Fata financing plan

Published January 16, 2017

AN argument is doing the rounds that the proposed Fata reforms will die a natural death if a controversial financing plan for them continues to meet objections from the provinces. It is encouraging to note that the head of the Fata reforms committee, Sartaj Aziz, himself does not subscribe to the idea, but it is being pushed by others around him. The financing plan proposed to help pay for the reforms involves reducing the provincial share of federal transfers under the NFC award. Rolling back the NFC award in order to meet the federal government’s current commitments is not a good idea, but in this case, since the matter relates to a provincial government, and mainstreaming Fata is a shared priority for many reasons including security, perhaps some amount of burden-sharing with the provinces can be taken into consideration.

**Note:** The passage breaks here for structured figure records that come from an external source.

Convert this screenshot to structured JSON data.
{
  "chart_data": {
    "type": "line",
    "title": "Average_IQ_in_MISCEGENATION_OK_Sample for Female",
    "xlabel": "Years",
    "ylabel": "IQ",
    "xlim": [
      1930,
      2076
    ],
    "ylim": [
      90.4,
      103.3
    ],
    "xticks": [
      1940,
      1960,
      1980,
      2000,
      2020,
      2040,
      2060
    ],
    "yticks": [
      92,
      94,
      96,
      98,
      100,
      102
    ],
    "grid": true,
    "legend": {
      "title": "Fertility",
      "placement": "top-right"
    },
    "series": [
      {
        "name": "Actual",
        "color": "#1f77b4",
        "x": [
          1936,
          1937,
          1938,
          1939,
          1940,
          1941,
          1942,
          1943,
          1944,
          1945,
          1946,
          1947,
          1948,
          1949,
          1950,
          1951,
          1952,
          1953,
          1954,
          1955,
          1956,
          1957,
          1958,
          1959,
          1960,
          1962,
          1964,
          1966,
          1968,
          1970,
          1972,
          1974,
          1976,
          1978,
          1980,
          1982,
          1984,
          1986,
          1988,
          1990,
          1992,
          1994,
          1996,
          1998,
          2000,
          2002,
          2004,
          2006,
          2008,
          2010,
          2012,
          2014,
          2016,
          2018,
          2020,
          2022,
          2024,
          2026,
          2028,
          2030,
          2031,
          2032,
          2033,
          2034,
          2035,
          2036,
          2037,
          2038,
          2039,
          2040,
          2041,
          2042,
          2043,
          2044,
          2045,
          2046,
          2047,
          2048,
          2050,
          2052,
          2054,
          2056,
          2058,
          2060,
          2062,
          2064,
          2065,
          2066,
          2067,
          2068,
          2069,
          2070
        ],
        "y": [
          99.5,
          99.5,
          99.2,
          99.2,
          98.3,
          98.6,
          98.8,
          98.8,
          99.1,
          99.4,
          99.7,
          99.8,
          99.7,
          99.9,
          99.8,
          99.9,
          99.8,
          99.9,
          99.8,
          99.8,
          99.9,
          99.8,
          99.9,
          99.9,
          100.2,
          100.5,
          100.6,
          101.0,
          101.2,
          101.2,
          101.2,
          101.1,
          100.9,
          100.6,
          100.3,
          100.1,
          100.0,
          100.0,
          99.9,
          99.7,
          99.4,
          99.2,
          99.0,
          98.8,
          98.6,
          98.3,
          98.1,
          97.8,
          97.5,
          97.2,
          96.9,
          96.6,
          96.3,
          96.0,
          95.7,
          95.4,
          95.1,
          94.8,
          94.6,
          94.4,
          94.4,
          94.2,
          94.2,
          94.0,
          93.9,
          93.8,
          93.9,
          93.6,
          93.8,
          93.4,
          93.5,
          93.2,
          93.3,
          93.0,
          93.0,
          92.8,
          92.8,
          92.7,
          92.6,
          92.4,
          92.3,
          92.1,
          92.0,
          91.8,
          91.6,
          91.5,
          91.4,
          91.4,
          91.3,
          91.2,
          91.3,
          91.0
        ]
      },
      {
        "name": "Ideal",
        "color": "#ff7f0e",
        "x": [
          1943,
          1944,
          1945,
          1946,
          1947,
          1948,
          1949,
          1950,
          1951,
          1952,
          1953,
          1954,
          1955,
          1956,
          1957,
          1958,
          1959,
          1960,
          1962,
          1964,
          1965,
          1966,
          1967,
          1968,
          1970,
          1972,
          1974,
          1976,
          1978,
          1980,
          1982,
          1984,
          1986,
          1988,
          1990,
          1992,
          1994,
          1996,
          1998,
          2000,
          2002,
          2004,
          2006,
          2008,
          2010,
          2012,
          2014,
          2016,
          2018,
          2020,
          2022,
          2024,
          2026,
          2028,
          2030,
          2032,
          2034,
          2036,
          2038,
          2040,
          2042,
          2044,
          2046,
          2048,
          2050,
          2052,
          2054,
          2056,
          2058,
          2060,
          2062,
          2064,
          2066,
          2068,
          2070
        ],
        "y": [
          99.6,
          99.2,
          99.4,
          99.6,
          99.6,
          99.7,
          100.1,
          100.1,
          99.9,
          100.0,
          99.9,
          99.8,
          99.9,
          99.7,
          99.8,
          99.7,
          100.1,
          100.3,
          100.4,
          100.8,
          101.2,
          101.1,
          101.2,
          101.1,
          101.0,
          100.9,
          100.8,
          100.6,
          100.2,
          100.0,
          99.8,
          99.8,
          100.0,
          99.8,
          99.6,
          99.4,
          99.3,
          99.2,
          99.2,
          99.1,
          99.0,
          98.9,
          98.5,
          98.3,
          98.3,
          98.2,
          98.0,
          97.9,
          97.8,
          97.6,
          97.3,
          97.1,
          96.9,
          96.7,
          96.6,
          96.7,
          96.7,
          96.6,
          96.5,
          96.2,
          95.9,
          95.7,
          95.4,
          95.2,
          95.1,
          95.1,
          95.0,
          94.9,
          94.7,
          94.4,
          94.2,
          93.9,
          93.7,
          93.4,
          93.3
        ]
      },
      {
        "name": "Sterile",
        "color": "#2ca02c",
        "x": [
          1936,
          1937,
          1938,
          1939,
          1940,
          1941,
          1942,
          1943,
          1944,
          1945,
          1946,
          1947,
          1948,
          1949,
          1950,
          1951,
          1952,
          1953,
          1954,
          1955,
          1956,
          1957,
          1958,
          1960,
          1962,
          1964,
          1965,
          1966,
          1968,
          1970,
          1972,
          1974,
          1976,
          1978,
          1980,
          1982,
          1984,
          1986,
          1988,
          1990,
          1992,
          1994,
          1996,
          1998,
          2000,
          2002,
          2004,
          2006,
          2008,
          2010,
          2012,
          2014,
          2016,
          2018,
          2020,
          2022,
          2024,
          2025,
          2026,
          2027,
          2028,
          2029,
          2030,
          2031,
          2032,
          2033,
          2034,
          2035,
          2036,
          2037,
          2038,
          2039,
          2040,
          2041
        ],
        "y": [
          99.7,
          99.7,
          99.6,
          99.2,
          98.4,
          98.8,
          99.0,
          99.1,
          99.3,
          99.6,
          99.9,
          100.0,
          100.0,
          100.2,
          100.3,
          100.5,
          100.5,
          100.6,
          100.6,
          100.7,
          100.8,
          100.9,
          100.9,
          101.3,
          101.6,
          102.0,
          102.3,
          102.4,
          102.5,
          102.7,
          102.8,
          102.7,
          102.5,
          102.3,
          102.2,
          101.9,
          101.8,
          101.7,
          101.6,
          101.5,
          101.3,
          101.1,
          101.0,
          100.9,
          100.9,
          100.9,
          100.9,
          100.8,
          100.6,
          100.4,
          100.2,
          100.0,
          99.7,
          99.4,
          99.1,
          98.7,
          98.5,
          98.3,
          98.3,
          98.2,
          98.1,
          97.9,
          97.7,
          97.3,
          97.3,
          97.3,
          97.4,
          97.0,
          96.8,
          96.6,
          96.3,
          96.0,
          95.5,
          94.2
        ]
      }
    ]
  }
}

The onus is on the PTI government in KP to help build consensus amongst the provinces, particularly in Sindh since opposition to the idea is strong in the province controlled by the PPP. The advance of the Fata reforms should not be held hostage to the fate of a financing plan, and the KP government must find a way to work with the federal government to get the job done since it is the primary beneficiary of the process.

What is more problematic is the inclusion in the revenue scheme of projects in regions like Azad Kashmir and Gilgit-Baltistan that are not scheduled for merger with any province. Additionally, the financing burden of purely federal subjects, such as the formation of a CPEC security force, is also being pushed onto the provincial governments. Diverting resources meant for provincial governments towards other areas can be argued for if there is strong provincial interest in the outcome, such as in the Fata reforms which seek to merge federal territory with a province. But security and projects in other sub-federating units are purely federal subjects, and it is wrong to ask provinces to bear the burden of their costs. If the government wants to take the road of using NFC resources to help pay for Fata reforms, it needs to delink the issue from other similar requests, and work closely with the KP government to persuade the leadership of those provinces that are resisting the idea. The temptation to shrink the divisible pool unilaterally should be resisted.